War nicht gerade noch Sommer und ich habe mich hier zu fast zu Tode geschwitzt? Und jetzt müssen noch schnell neue Winterreifen besorgt werden, weil die weiße Jahreszeit abgeblich ganz dicht vor der eigenen Haustüre steht und mit einem fiesen Lächeln auf uns wartet. Die kurzen Hosen habe ich doch noch nicht einmal weggelegt, und auch die Strandlatschen sind noch in Reichweite.
Aber wenn ich auf den Kalender schaue, wird mir dann doch klar, dass wir uns mitten im November befinden. Ja richtig, im November, angeblich die graue, nasse und dunkle Jahreszeit. Klar sind die Tage kürzer geworden, aber so richtig Endzeitstimmung ist in diesem Jahr noch nicht aufgekommen.
Auch bei uns hier in Japan beginnt jetzt eigentlich die graue Zeit, in der sich die Sonne nur noch sproadisch zeigt und die Menschen ihr Trübsal oft offen im Gesicht tragen. Aber die letzten Tage fühlen sich dann auf einmal wieder so an, als hätte sich der Sommer gerade erst verabschiedet. Milde Temperaturen mit einer großen Menge Sonnenschein, und das auch am Wochenende, haben uns vergessen lassen, wo wir uns zeitlich gerade befinden. Beschweren will ich mich nicht, denn ich weiß, das Ende kommt gewiss und abrupt. Kein gleitender Übergang sondern ganz knallharter Entzug. So das man schwitzt und friert zugleich.
Aber selbst in diesem Jahr ist ja dann doch die rot-grüne Dekoration in den Geschäften, die uns dann wieder auf den Boden der Tatsachen zurück wirft. Unausweichlich und gnadenlos gehen wir in den Jahresendspurt der oft aufgezwungenen Fröhlichkeiten, den man aber zum Glück ganz gut mit dem einen oder anderen Glas Punsch wegspülen kann. Jedenfalls für den Augenblick.
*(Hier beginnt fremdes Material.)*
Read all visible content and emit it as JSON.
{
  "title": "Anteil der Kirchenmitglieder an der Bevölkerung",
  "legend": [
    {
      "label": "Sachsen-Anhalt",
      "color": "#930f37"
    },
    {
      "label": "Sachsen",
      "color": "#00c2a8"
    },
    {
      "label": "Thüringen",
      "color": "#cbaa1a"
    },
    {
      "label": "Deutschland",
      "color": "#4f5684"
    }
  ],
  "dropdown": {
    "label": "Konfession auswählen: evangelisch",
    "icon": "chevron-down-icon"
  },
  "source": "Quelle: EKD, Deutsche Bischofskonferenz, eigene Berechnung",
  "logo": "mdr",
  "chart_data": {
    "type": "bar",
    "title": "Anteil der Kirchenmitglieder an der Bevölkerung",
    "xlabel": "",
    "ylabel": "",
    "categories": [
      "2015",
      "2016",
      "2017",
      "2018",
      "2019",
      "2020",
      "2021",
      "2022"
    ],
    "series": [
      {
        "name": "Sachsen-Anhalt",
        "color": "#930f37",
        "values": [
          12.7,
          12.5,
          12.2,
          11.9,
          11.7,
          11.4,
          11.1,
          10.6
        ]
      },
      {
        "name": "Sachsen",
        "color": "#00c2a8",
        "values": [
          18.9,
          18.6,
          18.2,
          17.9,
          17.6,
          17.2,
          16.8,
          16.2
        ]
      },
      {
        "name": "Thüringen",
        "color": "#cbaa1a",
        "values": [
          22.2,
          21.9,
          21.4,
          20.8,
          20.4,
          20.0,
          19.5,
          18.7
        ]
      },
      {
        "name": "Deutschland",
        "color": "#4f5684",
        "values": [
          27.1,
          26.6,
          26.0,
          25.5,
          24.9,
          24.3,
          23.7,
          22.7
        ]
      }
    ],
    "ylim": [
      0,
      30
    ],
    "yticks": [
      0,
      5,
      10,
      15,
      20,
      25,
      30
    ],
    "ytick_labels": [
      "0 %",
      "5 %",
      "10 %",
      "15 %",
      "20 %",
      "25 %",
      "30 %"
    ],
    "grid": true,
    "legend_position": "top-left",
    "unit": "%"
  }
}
Der November ist dann wohl die Ruhe vor dem Sturm, noch einmal innehalten und nicht ganz so viele Kräfte verschwenden, denn dem Sturm der Glückseligkeit zum Jahresende muss man erst einmal gewachsen sein. Da empfiehlt es sich zuvor sich ein wenig zurückzunehmen und nicht beim kleinsten Anschein von Leben außerhalb der eigenen Wohnung gleich verrückt zu spielen. Die gute Laune da draußen ist nur ein Strohfeuer, dass ganz schnell wieder verlöscht und im Dunkel der nass-feuchten Melancholie untergehen wird.
Finden wir uns also damit ab, dass dieses Jahr nicht mehr zu retten sein wird. Ob es einen nun vielleicht grandios verzückt oder eher gnadenlos verrückt gemacht hat, das Ende wird kommen und das Lichtermeer wird nur dazu dienen uns zu blenden und abzulenken, dass wieder einmal kaum etwas davon erreicht haben, was wir uns vorgenommen haben.
Aber die Ausrede liegt schon parat. Es geht halt alles viel zu schnell, wie soll man da denn überhaupt mithalten und sich konzentrieren. Gerade erst hatte das neue Jahr mit einem famosen Paukenschlag begonnen, und nun müssen wir realisieren, dass es schon November ist, und dieses Jahr durch und durch nicht halten konnte, was es uns doch großmäulig versprochen hatte.
Ach was wünschte ich mir jetzt einen Sonnenbrand! Dann hätte ich wenigstens noch ein halbes Jahre Zeit, damit anzufangen, mit etwas Großem zu beginnen.